Agora, deixa-me levantar e deixa-me secar antes que eu congele até à
morte.
– Eu sei uma maneira de te manter quente. – E começou a beijar-lhe o
pescoço.
– Seu grande javali estúpido – gritou-lhe ela ao ouvido, obrigando-o a
afastar-se e a abanar a cabeça para acabar com o zumbido. – Tenho frio e
estou molhada, e se não me deixares levantar, faço com que todo o
acampamento venha em meu socorro.
– Achas que viriam em teu socorro ou ficariam do meu lado?
Ela empurrou-o.
– Eles não te reconheceriam com a tua grande cara roxa.

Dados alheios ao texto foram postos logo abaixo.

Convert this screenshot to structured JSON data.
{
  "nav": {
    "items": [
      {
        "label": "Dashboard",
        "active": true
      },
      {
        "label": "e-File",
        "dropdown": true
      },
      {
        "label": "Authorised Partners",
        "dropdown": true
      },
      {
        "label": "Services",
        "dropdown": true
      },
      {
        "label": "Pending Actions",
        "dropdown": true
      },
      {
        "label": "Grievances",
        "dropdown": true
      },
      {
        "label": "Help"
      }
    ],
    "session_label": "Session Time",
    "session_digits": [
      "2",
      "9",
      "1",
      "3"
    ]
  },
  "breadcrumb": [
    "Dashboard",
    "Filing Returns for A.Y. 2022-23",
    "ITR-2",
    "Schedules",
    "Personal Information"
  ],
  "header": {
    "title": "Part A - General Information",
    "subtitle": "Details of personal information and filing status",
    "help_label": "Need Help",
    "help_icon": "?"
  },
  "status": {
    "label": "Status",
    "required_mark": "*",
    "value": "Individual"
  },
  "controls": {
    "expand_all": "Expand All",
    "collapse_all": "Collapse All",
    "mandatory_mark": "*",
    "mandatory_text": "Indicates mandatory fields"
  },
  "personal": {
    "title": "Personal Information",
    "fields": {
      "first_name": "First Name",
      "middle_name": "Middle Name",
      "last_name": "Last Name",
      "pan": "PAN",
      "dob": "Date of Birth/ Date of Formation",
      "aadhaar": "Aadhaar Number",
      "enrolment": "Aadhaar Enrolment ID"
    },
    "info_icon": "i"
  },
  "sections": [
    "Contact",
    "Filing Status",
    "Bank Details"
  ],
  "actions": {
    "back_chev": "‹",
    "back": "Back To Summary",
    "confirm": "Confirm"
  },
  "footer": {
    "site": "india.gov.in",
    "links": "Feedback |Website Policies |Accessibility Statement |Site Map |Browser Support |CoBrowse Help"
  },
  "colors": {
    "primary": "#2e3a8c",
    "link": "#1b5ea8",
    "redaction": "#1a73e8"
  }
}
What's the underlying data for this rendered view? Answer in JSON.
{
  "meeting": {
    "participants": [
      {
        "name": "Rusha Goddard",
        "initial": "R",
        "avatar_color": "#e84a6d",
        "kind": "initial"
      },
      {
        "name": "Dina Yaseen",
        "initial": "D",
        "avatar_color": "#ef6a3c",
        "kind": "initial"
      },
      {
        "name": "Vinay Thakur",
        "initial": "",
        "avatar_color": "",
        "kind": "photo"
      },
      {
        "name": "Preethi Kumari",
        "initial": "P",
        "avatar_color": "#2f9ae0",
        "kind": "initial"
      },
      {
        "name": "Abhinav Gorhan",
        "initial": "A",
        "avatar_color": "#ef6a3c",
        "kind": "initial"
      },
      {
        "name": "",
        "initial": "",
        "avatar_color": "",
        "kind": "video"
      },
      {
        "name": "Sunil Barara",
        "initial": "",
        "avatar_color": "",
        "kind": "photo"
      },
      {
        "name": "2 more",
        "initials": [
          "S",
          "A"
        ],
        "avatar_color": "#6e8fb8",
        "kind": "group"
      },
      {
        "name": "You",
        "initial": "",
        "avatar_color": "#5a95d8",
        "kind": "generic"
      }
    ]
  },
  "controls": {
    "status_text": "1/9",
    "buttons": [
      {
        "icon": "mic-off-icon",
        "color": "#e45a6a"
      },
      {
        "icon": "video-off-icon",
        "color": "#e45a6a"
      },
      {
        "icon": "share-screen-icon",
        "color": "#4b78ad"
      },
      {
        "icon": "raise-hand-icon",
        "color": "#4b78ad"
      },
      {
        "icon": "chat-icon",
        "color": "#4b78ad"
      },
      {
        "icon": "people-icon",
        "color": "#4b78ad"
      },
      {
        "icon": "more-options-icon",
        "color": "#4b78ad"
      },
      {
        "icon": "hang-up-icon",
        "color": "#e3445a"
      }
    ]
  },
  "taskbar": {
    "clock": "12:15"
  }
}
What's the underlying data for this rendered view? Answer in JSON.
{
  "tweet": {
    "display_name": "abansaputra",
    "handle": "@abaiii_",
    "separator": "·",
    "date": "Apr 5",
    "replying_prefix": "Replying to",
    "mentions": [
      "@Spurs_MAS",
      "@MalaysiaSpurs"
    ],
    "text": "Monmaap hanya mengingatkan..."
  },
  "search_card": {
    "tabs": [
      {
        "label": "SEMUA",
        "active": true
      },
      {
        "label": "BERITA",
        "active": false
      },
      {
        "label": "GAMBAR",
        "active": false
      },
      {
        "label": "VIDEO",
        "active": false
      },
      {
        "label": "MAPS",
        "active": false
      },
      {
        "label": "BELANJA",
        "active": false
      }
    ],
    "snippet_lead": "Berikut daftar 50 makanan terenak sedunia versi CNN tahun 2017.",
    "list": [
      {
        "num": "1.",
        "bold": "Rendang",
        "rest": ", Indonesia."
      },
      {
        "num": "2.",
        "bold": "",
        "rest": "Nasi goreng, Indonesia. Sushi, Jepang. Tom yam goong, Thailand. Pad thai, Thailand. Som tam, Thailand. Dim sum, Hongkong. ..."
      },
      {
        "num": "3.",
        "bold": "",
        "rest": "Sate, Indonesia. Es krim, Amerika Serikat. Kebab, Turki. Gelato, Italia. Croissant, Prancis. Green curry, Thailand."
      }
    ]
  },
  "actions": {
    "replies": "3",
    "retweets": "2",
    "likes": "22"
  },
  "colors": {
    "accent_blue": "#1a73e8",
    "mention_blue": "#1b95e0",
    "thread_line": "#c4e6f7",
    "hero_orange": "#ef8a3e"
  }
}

Ele riu-se e afastou-se facilmente dela.
– Estás com bom aspeto, Alyx – disse ele, com olhos brilhantes, olhando
para o vestido molhado que se colava ao corpo dela.
Alyx firmou os braços atrás de si, começou a levantar-se e percebeu que o
vestido molhado era muito pesado. Com outro risinho, Raine levantou-se,
levantou-a a ela e começou a caminhar para a parte mais escura da floresta.

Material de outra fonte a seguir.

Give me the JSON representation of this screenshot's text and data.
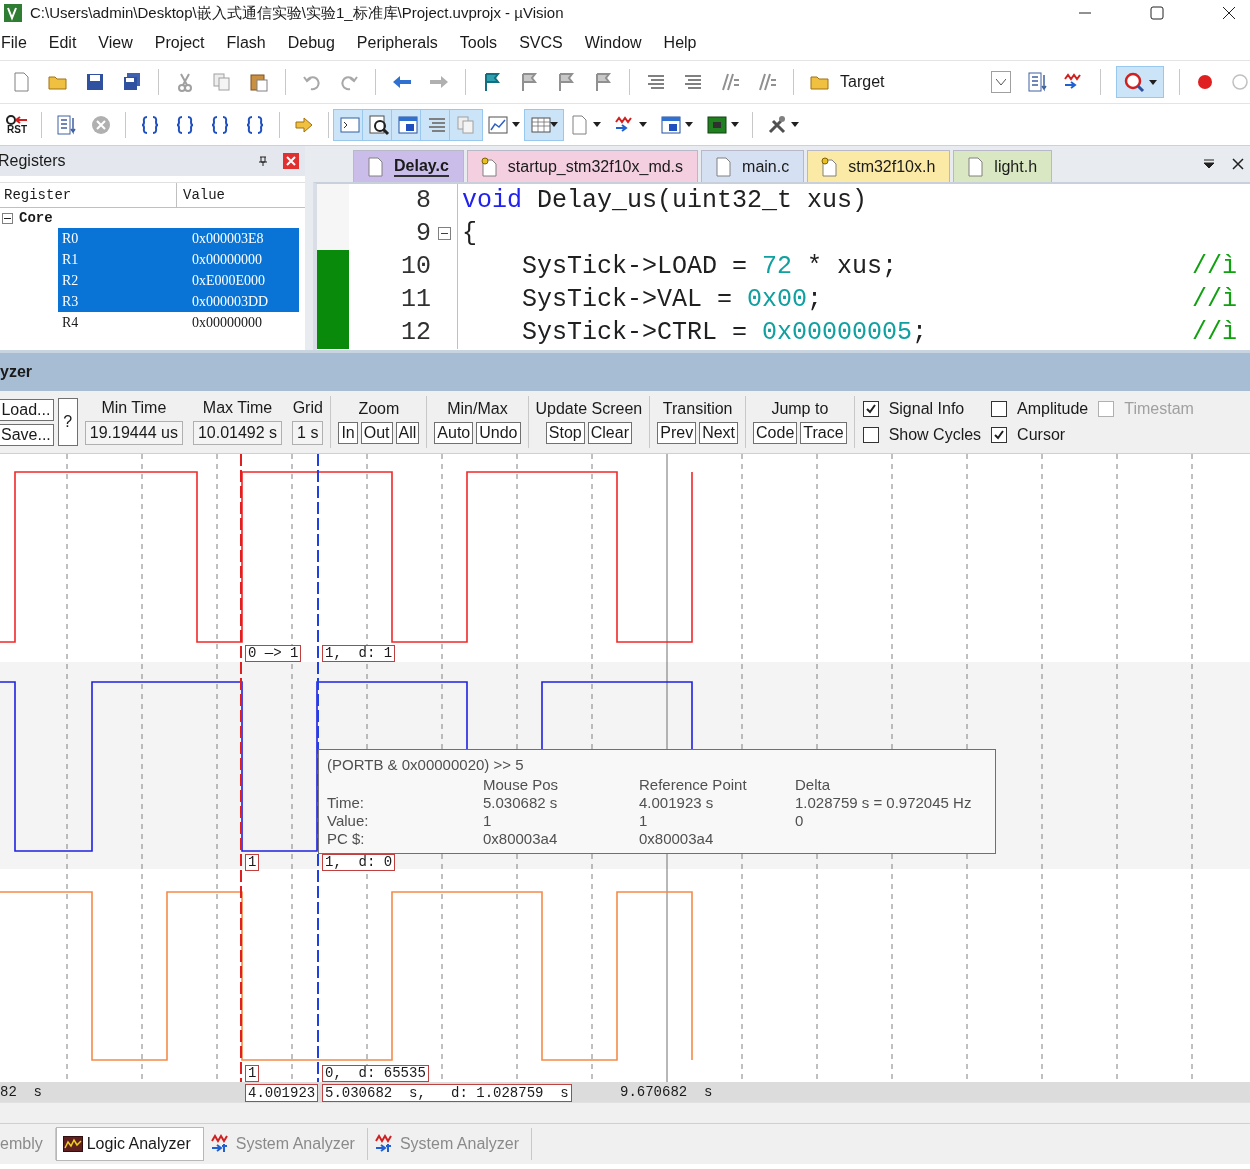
{
  "window": {
    "title": "C:\\Users\\admin\\Desktop\\嵌入式通信实验\\实验1_标准库\\Project.uvprojx - µVision"
  },
  "menu": [
    "File",
    "Edit",
    "View",
    "Project",
    "Flash",
    "Debug",
    "Peripherals",
    "Tools",
    "SVCS",
    "Window",
    "Help"
  ],
  "toolbar": {
    "target": "Target",
    "reset_label": "RST"
  },
  "registers": {
    "title": "Registers",
    "columns": [
      "Register",
      "Value"
    ],
    "group": {
      "name": "Core",
      "expanded": true,
      "rows": [
        {
          "name": "R0",
          "value": "0x000003E8",
          "selected": true
        },
        {
          "name": "R1",
          "value": "0x00000000",
          "selected": true
        },
        {
          "name": "R2",
          "value": "0xE000E000",
          "selected": true
        },
        {
          "name": "R3",
          "value": "0x000003DD",
          "selected": true
        },
        {
          "name": "R4",
          "value": "0x00000000",
          "selected": false
        }
      ]
    }
  },
  "editor": {
    "tabs": [
      {
        "label": "Delay.c",
        "selected": true,
        "color": "#cbbdea",
        "kind": "file"
      },
      {
        "label": "startup_stm32f10x_md.s",
        "selected": false,
        "color": "#f3cfe0",
        "kind": "key-file"
      },
      {
        "label": "main.c",
        "selected": false,
        "color": "#d6e0f3",
        "kind": "file"
      },
      {
        "label": "stm32f10x.h",
        "selected": false,
        "color": "#fbe9a6",
        "kind": "key-file"
      },
      {
        "label": "light.h",
        "selected": false,
        "color": "#d9e8c3",
        "kind": "file"
      }
    ],
    "lines": [
      {
        "number": "8",
        "foldable": false,
        "executed": false,
        "tokens": [
          {
            "text": "void",
            "kind": "keyword"
          },
          {
            "text": " Delay_us(uint32_t xus)",
            "kind": "plain"
          }
        ]
      },
      {
        "number": "9",
        "foldable": true,
        "executed": false,
        "tokens": [
          {
            "text": "{",
            "kind": "plain"
          }
        ]
      },
      {
        "number": "10",
        "foldable": false,
        "executed": true,
        "tokens": [
          {
            "text": "    SysTick->LOAD = ",
            "kind": "plain"
          },
          {
            "text": "72",
            "kind": "number"
          },
          {
            "text": " * xus;",
            "kind": "plain"
          }
        ],
        "comment": "//ì"
      },
      {
        "number": "11",
        "foldable": false,
        "executed": true,
        "tokens": [
          {
            "text": "    SysTick->VAL = ",
            "kind": "plain"
          },
          {
            "text": "0x00",
            "kind": "number"
          },
          {
            "text": ";",
            "kind": "plain"
          }
        ],
        "comment": "//ì"
      },
      {
        "number": "12",
        "foldable": false,
        "executed": true,
        "tokens": [
          {
            "text": "    SysTick->CTRL = ",
            "kind": "plain"
          },
          {
            "text": "0x00000005",
            "kind": "number"
          },
          {
            "text": ";",
            "kind": "plain"
          }
        ],
        "comment": "//ì"
      }
    ]
  },
  "analyzer": {
    "title": "yzer",
    "file_buttons": [
      "Load...",
      "Save..."
    ],
    "help_button": "?",
    "fields": [
      {
        "label": "Min Time",
        "value": "19.19444 us"
      },
      {
        "label": "Max Time",
        "value": "10.01492 s"
      },
      {
        "label": "Grid",
        "value": "1 s"
      }
    ],
    "groups": [
      {
        "label": "Zoom",
        "buttons": [
          "In",
          "Out",
          "All"
        ]
      },
      {
        "label": "Min/Max",
        "buttons": [
          "Auto",
          "Undo"
        ]
      },
      {
        "label": "Update Screen",
        "buttons": [
          "Stop",
          "Clear"
        ]
      },
      {
        "label": "Transition",
        "buttons": [
          "Prev",
          "Next"
        ]
      },
      {
        "label": "Jump to",
        "buttons": [
          "Code",
          "Trace"
        ]
      }
    ],
    "options": [
      {
        "label": "Signal Info",
        "checked": true,
        "disabled": false
      },
      {
        "label": "Show Cycles",
        "checked": false,
        "disabled": false
      },
      {
        "label": "Amplitude",
        "checked": false,
        "disabled": false
      },
      {
        "label": "Cursor",
        "checked": true,
        "disabled": false
      },
      {
        "label": "Timestam",
        "checked": false,
        "disabled": true
      }
    ],
    "signals": [
      {
        "color": "#f02828",
        "cursor_labels": [
          "0 —> 1",
          "1,  d: 1"
        ]
      },
      {
        "color": "#2020e0",
        "cursor_labels": [
          "1",
          "1,  d: 0"
        ]
      },
      {
        "color": "#f58a4a",
        "cursor_labels": [
          "1",
          "0,  d: 65535"
        ]
      }
    ],
    "time_row": {
      "start": "82  s",
      "reference": "4.001923",
      "mouse": "5.030682  s,   d: 1.028759  s",
      "end": "9.670682  s"
    },
    "tooltip": {
      "expression": "(PORTB & 0x00000020) >> 5",
      "columns": [
        "Mouse Pos",
        "Reference Point",
        "Delta"
      ],
      "rows": [
        {
          "label": "Time:",
          "values": [
            "5.030682 s",
            "4.001923 s",
            "1.028759 s = 0.972045 Hz"
          ]
        },
        {
          "label": "Value:",
          "values": [
            "1",
            "1",
            "0"
          ]
        },
        {
          "label": "PC $:",
          "values": [
            "0x80003a4",
            "0x80003a4"
          ]
        }
      ]
    }
  },
  "bottom_tabs": [
    {
      "label": "embly",
      "selected": false,
      "kind": "plain"
    },
    {
      "label": "Logic Analyzer",
      "selected": true,
      "kind": "logic"
    },
    {
      "label": "System Analyzer",
      "selected": false,
      "kind": "system"
    },
    {
      "label": "System Analyzer",
      "selected": false,
      "kind": "system"
    }
  ]
}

– O acampamento é por ali – apontou ela.
– Alyx, alguém deveria ensinar-te que nem sempre deves dar ordens.
Talvez estejas certa de vez em quando, mas, por vezes, devias ouvir e deixar
as ordens para os homens.
– Tenho de fazer o que é correto, e se precisares de ser salvo de ti mesmo,
fá-lo-ei – disse ela arrogantemente.
– Estás a remar numa direção onde nunca estiveste antes… se é que
alguma vez tiveste uma, o que duvido. Aquele padre que te treinou devia
ter-te dado com um alaúde no traseiro de vez em quando e assim talvez
tivesses um pouco de humildade.
– Tenho tanta humildade como tu – disse ela, observando-o. – Se fizeres
palermices, devo eu ficar de lado e não levantar a voz?

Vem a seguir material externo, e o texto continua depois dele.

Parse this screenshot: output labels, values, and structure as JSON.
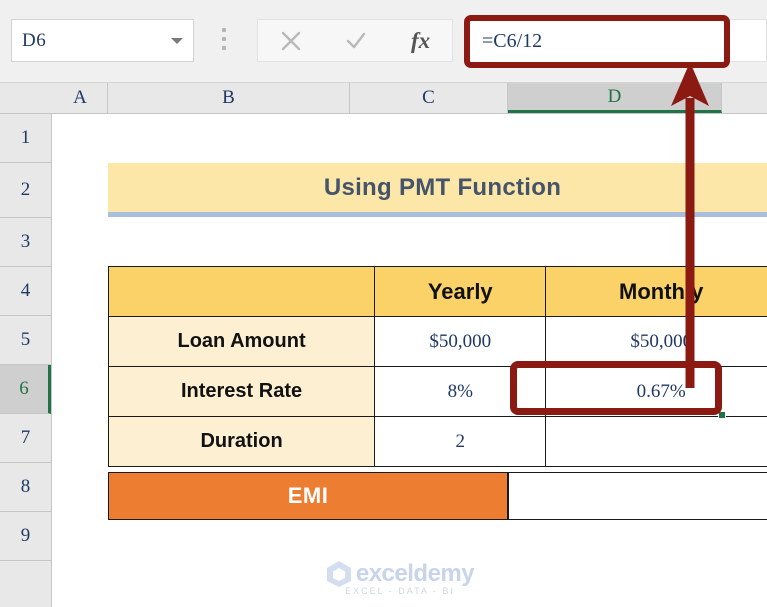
{
  "app": {
    "name_box": {
      "value": "D6",
      "caret_icon": "chevron-down-icon"
    },
    "formula_bar": {
      "cancel_icon": "close-icon",
      "confirm_icon": "check-icon",
      "function_icon": "fx-icon",
      "value": "=C6/12",
      "highlight_color": "#8B1A13"
    }
  },
  "grid": {
    "columns": [
      "A",
      "B",
      "C",
      "D"
    ],
    "active_column": "D",
    "rows": [
      "1",
      "2",
      "3",
      "4",
      "5",
      "6",
      "7",
      "8",
      "9"
    ],
    "active_row": "6",
    "active_cell": "D6",
    "selection_color": "#217346"
  },
  "sheet": {
    "title_banner": {
      "text": "Using PMT Function",
      "background": "#FCE7A8",
      "text_color": "#44546A",
      "underline_color": "#A8BEDC"
    },
    "table": {
      "header": [
        "",
        "Yearly",
        "Monthly"
      ],
      "header_background": "#FBD267",
      "label_background": "#FDF0D2",
      "rows": [
        {
          "label": "Loan Amount",
          "yearly": "$50,000",
          "monthly": "$50,000"
        },
        {
          "label": "Interest Rate",
          "yearly": "8%",
          "monthly": "0.67%"
        },
        {
          "label": "Duration",
          "yearly": "2",
          "monthly": ""
        }
      ]
    },
    "emi": {
      "label": "EMI",
      "value": "",
      "background": "#ED7D31",
      "text_color": "#FFFFFF"
    }
  },
  "annotations": {
    "color": "#8B1A13",
    "cell_highlight_target": "D6",
    "arrow": {
      "from": "D6",
      "to": "formula-bar",
      "direction": "up"
    }
  },
  "watermark": {
    "brand": "exceldemy",
    "tagline": "EXCEL - DATA - BI",
    "logo_icon": "cube-logo-icon"
  }
}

– Alyx, estás a ir longe demais – advertiu ele.
– E como me castigarás por falar a verdade?
– Não de uma forma que te agrade.
– Como podes ameaçar-me depois de tudo o que fiz por ti? Eu salvei-te
de Roger Chatworth. Quase fui queimada na fogueira porque os juízes
queriam as tuas terras. Fui-me embora com Jocelin para te manter a salvo
na floresta.
Raine agarrou-a pelos ombros e levantou-lhe os pés do chão, à distância
dos seus braços. Uma metade do seu rosto estava inchado e roxa, mas a
outra metade estava vermelha de raiva.
– Foste longe demais – disse ele entredentes.
Antes de Alyx poder respirar, Raine sentou-se num coto de uma árvore,
deitou Alyx no seu colo, de cara virada para baixo, e lançou-lhe as saias
sobre a cabeça. Deu-lhe uma palmada forte e dolorosa nas nádegas.
– Não foste julgada como bruxa por minha causa – disse ele. – Tiveste a
tua querela com Pagnell antes de eu alguma vez te ter conhecido.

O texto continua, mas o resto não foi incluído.